Figures/ is a folder to contain figures printed by R scripts.
Access information
Other publicly accessible locations of the data:
- Data from Lozier et al 2011 can be found at: https://datadryad.org/stash/dataset/doi:10.5061/dryad.d403s
- Data from Jha and Kremen 2013 can be found at: https://datadryad.org/stash/dataset/doi:10.5061/dryad.n1922
- Data from Jha 2015 can be found at: https://datadryad.org/stash/dataset/doi:10.5061/dryad.hr4g0
- Data from Jackson et al 2018 can be found at: https://datadryad.org/stash/dataset/doi:10.5061/dryad.st7gm24
The data on *Bombus impatiens *workers from New Jersey, USA, were collected by me in the summers of 2020 and 2021. I extracted DNA using a bead-based extraction and amplified 11 microsatellite loci. These PCR products were analyzed using fragment analysis by the Rutgers Medical School Genomics Center. I assigned genotypes by first manually defining allele bins, then having software automatically assign allele IDs, and then manually checking allele IDs. Approximately 100 specimens were re-analyzed to assess error rates, which were all < 1%. Using these genotypes, I used the program Colony to determine siblishingship among workers.
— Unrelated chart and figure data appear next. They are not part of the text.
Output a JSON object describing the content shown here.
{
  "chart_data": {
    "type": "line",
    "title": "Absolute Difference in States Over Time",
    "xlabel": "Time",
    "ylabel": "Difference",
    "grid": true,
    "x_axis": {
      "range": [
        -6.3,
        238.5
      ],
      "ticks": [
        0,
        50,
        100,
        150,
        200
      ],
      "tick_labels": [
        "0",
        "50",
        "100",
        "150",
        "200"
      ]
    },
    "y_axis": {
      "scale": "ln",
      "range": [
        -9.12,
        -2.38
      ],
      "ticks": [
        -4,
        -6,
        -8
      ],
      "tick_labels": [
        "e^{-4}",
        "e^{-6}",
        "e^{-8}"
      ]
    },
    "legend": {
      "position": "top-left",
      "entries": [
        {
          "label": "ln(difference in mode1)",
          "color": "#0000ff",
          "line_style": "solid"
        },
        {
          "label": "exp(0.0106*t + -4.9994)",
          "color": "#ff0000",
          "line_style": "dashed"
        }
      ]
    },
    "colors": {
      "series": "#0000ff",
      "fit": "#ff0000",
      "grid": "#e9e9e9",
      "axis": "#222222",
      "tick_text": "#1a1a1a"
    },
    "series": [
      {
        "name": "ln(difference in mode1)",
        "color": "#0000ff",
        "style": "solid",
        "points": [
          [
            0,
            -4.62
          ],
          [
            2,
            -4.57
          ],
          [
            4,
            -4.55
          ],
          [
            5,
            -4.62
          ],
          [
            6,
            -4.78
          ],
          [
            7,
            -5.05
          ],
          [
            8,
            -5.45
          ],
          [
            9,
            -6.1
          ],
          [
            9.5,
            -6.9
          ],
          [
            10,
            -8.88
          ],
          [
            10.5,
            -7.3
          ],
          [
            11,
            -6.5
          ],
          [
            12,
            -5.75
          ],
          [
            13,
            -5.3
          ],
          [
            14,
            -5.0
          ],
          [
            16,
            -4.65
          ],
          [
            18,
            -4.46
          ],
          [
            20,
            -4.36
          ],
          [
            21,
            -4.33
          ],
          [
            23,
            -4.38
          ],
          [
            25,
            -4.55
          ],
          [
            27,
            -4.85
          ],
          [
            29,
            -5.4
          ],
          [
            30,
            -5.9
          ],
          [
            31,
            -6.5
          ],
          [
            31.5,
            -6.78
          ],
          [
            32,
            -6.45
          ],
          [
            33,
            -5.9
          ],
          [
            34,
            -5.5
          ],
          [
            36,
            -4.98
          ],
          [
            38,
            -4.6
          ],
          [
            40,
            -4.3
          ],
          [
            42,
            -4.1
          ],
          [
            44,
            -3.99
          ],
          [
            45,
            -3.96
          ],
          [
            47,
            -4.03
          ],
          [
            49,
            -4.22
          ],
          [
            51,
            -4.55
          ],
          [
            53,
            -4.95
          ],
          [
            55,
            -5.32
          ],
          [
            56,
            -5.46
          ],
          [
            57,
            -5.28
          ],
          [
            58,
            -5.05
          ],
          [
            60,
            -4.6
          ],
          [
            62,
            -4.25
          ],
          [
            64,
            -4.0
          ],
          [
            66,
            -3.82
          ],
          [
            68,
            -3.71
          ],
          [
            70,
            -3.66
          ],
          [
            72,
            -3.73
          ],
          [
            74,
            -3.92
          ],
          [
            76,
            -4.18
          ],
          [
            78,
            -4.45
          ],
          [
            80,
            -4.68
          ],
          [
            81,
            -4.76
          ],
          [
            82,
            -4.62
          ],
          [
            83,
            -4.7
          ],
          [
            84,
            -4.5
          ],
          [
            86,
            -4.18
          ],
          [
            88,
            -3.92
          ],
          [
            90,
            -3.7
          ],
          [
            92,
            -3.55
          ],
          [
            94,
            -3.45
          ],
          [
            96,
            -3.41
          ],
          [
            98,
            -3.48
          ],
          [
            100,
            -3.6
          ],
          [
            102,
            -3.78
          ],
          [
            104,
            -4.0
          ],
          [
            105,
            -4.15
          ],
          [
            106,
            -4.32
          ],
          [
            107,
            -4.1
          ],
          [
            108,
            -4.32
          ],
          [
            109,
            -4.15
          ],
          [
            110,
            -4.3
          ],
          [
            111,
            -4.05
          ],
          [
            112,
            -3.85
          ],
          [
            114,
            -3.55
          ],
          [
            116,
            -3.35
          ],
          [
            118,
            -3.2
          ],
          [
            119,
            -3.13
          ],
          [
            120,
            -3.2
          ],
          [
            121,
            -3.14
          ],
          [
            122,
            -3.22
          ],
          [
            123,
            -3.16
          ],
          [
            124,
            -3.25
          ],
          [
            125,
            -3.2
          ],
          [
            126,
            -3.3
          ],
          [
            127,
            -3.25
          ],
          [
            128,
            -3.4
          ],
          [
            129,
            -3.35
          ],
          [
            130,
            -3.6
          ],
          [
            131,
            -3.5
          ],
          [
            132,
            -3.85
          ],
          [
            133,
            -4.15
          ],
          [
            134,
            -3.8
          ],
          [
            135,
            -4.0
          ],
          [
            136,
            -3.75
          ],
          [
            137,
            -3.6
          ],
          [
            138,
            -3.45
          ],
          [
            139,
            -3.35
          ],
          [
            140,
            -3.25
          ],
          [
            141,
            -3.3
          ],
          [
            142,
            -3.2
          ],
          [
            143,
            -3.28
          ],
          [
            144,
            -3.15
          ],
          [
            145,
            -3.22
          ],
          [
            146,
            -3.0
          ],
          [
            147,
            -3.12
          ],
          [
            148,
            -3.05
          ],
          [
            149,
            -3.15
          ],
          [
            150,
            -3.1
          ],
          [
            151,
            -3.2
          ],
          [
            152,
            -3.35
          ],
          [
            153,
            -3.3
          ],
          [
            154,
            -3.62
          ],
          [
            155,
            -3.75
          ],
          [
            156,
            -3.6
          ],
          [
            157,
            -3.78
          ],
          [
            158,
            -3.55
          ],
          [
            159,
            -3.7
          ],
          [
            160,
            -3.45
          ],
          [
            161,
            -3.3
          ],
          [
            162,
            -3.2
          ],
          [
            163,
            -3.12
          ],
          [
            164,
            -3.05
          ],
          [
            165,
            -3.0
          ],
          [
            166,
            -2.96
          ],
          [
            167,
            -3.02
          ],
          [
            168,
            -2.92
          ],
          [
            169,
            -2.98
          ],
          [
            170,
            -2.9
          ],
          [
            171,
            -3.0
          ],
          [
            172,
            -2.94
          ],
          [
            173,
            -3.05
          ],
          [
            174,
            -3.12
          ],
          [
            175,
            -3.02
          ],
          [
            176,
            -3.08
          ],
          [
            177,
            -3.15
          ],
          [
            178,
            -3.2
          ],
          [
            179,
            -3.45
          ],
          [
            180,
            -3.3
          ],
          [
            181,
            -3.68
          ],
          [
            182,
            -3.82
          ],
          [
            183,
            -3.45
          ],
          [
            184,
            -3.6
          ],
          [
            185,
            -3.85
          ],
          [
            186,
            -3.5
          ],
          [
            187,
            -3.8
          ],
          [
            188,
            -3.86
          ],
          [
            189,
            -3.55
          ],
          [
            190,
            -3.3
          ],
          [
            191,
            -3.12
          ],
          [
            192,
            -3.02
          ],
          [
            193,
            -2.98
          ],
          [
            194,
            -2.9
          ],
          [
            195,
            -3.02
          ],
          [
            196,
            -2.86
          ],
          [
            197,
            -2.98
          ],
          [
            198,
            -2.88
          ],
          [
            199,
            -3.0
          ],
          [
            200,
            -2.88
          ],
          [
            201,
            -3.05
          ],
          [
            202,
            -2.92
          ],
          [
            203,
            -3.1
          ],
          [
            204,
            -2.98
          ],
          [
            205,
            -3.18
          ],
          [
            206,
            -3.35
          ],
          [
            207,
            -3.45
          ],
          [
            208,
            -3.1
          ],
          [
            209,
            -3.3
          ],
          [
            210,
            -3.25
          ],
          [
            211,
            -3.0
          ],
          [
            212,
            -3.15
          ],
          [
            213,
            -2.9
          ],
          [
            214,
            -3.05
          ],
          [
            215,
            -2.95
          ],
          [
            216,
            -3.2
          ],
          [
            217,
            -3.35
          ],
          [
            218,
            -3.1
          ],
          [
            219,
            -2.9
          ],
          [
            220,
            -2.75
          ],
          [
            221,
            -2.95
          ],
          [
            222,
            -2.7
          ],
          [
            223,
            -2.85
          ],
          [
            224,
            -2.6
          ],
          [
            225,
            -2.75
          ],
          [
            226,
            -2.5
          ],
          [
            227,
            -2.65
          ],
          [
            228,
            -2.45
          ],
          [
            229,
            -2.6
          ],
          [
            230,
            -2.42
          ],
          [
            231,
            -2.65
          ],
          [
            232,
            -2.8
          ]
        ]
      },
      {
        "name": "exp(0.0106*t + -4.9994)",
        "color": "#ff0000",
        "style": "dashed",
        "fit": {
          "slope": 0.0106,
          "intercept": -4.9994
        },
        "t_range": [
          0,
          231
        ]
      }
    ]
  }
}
This dataset includes the full table of all genotypes and another that is filtered to only one worker from each colony. The family assignment output file from Colony is also included. There is also a table that includes geographic location and date of collection for each specimen.
The other nine datasets were collected and processed by other authors. The original works in which these data were published are cited in the Related Works section. In short, these data include microsatellite or SNP genotypes for individual Bombus workers. These have been previously filtered to only include one worker per colony (i.e., no siblings).